In this sentence, who is the subject and whom is the indirect object. It's a distinction that's easy to forget and increasingly people are. Megan Garber of The Atlantic writes that the proper use of whom is dying out:
Articles in Time magazine included 3,352 instances of whom in the 1930s, 1,492 in the 1990s, and 902 in the 2000s. And the lapse hasn’t been limited to literature or journalism. In 1984, after all, the Ghostbusters weren’t wondering, “Whom you gonna call?”
Whom, in other words, is doomed. As Mignon Fogarty, the host of the popular Grammar Girl podcast, told me: “I’d put my money on whombeing mostly gone in 50 to 100 years.”
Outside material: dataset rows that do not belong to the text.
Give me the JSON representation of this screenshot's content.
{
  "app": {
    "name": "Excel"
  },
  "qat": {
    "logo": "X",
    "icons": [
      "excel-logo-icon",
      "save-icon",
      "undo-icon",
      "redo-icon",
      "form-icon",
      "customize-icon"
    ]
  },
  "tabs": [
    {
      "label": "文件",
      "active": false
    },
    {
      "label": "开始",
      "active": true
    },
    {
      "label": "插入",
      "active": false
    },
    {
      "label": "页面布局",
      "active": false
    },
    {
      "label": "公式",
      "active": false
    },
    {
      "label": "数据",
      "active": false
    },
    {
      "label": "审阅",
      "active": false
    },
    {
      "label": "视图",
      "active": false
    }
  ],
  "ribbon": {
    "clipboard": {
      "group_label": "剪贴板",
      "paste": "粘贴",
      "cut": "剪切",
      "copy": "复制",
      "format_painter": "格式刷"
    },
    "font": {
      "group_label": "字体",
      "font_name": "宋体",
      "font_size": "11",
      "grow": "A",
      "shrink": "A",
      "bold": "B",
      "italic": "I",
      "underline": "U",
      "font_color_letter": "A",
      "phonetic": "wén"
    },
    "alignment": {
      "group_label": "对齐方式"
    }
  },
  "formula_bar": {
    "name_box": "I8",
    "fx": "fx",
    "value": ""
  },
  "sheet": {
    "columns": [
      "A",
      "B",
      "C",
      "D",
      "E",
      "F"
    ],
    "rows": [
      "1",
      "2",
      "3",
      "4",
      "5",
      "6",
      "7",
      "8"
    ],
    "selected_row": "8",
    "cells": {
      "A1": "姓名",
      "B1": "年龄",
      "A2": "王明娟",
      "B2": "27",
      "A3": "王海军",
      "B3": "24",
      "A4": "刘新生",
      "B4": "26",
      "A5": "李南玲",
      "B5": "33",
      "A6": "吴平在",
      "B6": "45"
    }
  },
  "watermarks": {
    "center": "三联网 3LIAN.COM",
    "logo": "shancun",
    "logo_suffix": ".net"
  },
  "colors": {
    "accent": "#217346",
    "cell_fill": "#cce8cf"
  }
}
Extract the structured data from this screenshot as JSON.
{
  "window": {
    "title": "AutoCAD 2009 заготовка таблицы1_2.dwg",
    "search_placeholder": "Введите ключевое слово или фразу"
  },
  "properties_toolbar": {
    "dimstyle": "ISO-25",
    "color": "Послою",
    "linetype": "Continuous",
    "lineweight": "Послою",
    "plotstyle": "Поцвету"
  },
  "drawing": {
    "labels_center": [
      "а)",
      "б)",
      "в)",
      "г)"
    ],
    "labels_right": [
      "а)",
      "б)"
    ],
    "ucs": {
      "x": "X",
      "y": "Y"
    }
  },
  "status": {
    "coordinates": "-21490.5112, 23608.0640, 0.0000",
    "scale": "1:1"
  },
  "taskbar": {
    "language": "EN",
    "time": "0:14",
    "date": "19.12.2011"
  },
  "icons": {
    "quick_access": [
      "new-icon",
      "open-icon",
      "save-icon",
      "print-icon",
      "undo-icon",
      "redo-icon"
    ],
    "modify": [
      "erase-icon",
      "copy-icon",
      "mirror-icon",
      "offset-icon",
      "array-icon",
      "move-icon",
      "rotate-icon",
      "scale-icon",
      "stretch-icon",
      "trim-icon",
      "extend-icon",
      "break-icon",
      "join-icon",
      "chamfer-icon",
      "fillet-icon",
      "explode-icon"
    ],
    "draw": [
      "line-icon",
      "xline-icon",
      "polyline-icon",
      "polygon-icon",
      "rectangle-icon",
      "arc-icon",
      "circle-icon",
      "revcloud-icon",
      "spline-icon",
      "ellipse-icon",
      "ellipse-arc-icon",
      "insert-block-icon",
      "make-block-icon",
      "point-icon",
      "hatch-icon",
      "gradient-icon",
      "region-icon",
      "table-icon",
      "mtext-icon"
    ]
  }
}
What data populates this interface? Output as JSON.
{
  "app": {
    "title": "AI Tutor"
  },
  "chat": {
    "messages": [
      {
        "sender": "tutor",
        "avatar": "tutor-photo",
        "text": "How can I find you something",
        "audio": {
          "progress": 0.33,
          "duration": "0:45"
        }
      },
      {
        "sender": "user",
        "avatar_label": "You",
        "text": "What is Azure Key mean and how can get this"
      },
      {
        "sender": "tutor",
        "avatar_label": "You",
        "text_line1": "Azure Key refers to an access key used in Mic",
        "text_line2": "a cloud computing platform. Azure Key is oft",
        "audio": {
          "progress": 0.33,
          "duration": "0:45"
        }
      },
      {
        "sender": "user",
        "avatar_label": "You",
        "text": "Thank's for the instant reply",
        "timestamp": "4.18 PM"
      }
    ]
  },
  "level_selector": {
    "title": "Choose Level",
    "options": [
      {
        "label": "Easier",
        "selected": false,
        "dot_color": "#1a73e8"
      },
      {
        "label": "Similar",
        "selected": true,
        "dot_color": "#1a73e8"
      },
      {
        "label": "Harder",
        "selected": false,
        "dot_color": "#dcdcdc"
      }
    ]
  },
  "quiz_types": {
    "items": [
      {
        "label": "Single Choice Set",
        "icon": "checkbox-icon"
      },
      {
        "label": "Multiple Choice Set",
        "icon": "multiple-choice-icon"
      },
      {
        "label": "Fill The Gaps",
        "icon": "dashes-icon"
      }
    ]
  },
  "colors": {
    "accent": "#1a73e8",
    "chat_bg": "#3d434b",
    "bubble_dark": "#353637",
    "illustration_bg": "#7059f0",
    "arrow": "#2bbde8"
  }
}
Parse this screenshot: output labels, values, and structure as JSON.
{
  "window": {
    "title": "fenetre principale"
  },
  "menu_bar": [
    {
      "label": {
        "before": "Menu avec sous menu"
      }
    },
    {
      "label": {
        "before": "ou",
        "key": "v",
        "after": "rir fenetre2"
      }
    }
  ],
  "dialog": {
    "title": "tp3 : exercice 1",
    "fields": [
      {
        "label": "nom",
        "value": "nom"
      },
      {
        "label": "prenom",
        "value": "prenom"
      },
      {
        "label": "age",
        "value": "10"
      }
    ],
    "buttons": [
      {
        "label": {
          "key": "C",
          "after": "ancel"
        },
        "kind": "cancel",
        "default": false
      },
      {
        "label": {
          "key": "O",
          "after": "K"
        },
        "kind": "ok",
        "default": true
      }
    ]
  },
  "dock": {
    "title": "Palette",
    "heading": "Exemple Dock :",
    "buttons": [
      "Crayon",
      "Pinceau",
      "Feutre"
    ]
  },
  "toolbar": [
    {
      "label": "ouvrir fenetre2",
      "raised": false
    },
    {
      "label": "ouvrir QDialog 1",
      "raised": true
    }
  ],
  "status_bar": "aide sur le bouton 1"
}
Who is to blame? In part, the internet:
Technology seems to be speeding the demise. Online, on-screen, strict rules are systematically broken—for brevity’s sake, for clarity’s sake, and sometimes for the sake of ease or irony or fun. (Because LOL, amirite?!) What the Indiana University linguist Susan Herring refers to as “e‑grammar” is, she points out, a grammar only in the broadest sense of the word. In a context that can make whom seem almost aggressively retrograde, we err intentionally, breaking rules that are in some cases, Jack Lynch writes in his book The Lexicographer’s Dilemma, simply “prejudice representing itself as principle.” And the Internet, itself almost aggressively forward-looking, institutionalizes the errors. Dating sites talk about the people “who you match with.” Twitter offers its users a recommendations list titled “Who to Follow.”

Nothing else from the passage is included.